BAG zu Schadensersatz nach DSGVO: Es besteht kein Anspruch auf Schadensersatz nach der Datenschutzgrundverordnung (DSGVO), wenn eine betroffene Person mehrfach die gewünschte Auskunft nach Artikel 15 DSGVO verlangen musste - sofern der Schaden nicht hinreichend dargelegt wird. Ein bloßes Störgefühl bei der betroffenen Person reicht nicht aus. Das entschied das Bundesarbeitsgericht bereits Ende Februar. Auf LTO erörtert Anwalt Anton Barrein, inwiefern das BAG damit von der Rechtsprechung des Bundesgerichtshofs zum sog. "Scraping" abweicht und dadurch die Hürden für den Missbrauch des Datenauskunftsrechts – dem sog. "DSGVO-Hopping" – deutlich erhöht.
OLG Saarbrücken - Blitzer: Nun berichtet auch LTO (Luisa Berger) über die Divergenz-Vorlage des Oberlandesgerichts Saarbrücken an den Bundesgerichtshof. Das OLG will wissen, ob Rohmessdaten von Geschwindigkeitsmessungen gespeichert werden müssen, so dass sie von Betroffenen kontrolliert werden können. Der saarländische Verfassungsgerichtshof verlangt dies, nicht aber das Bundesverfassungsgericht und die anderen OLGs.

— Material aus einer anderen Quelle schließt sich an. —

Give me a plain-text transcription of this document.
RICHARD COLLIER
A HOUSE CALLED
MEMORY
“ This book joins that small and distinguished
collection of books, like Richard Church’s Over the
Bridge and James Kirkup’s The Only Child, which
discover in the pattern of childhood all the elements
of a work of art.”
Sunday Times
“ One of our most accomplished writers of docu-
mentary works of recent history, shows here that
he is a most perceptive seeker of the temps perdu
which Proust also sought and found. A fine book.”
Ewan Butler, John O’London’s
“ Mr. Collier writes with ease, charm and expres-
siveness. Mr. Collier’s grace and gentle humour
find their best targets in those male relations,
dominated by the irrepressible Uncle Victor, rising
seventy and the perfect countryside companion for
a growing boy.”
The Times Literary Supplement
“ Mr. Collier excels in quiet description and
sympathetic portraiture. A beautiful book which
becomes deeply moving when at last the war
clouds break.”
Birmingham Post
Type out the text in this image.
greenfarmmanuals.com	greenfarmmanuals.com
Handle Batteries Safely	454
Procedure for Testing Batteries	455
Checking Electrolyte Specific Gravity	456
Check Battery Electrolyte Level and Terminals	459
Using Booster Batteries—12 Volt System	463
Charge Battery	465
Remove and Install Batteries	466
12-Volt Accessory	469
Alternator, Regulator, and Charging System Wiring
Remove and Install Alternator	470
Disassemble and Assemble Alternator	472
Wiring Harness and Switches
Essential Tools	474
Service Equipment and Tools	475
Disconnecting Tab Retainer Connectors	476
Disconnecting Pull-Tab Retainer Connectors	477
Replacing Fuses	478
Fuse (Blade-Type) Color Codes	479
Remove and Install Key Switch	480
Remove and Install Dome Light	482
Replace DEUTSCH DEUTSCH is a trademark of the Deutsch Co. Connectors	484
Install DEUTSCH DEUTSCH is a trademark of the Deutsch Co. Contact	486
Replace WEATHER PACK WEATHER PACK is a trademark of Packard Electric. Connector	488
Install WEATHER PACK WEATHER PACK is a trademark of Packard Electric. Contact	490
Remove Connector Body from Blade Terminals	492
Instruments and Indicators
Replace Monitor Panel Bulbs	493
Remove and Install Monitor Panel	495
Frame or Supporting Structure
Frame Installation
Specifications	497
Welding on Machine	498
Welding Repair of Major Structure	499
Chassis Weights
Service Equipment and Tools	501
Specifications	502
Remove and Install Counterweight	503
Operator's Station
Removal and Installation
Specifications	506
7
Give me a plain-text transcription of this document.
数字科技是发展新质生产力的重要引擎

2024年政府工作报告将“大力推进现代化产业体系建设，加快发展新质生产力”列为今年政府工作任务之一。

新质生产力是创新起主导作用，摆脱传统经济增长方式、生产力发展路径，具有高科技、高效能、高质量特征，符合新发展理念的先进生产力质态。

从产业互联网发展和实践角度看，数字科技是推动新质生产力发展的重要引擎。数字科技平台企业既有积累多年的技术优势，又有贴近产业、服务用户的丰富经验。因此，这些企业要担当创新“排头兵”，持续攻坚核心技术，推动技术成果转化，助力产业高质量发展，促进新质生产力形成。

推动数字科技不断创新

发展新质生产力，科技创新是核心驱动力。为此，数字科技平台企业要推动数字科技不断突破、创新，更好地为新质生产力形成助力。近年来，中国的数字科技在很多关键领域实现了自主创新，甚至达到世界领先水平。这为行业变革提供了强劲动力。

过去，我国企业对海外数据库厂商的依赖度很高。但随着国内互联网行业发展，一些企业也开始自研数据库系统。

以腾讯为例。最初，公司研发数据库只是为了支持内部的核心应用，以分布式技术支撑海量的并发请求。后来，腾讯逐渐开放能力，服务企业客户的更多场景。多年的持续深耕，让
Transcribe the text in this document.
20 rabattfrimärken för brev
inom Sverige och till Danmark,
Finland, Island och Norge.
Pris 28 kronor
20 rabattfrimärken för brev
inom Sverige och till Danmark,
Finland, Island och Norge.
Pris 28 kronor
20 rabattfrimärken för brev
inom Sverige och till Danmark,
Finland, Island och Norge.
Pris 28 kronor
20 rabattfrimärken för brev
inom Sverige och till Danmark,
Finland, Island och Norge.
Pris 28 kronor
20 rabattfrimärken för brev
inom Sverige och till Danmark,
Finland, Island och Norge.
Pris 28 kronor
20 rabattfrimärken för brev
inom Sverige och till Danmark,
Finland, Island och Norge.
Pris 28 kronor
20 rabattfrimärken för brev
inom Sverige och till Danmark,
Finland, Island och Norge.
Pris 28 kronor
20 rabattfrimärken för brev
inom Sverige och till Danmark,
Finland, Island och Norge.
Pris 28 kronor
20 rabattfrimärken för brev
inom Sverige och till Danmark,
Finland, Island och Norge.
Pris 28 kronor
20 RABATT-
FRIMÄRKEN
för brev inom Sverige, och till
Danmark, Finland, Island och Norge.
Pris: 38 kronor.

LG Braunschweig – Dieselskandal/VW: Im Strafprozess zum VW-Dieselskandal gegen vier frühere VW-Manager und Ingenieure forderten die Verteidiger eines Angeklagten nun Freispruch für ihren Mandanten. Die Staatsanwaltschaft warf den Angeklagten Betrug vor und forderte Freiheitstrafen zwischen zwei und vier Jahren. Die SZ berichtet.
LG Bremen - Greensill-Bank-Pleite: Im Zusammenhang mit dem Zusammenbruch der Bremer Filiale der australischen Greensill-Bank hat der Insolvenzverwalter Michael Frege Anfang des Jahres vor dem Landgericht Bremen Klage gegen verantwortliche Führungskräfte auf Schadensersatz erhoben. Wie das Hbl (René Bender/Volker Votsmeier) und die SZ (Meike Schreiber) berichten, ermittelt die Bremer Staatsanwaltschaft zudem bereits seit Längerem gegen die Manager und Vorstände wegen des Verdachts auf Bankrott, Bilanzfälschung, Insolvenzverschleppung, Untreue und Betrug. Als das Bankinstitut im Frühjahr 2021 kollabierte, verloren mehr als 20.000 private Sparer:innen ihre Einlagen. Während diese durch die Entschädigungseinrichtung deutscher Banken ihr Geld inzwischen vollständig zurückerhalten haben, klafft vor allem in zahlreichen Kommunen ein Loch von bundesweit rund 330 Millionen Euro, denn öffentliche Kassen fallen nicht unter den Einlagenschutz.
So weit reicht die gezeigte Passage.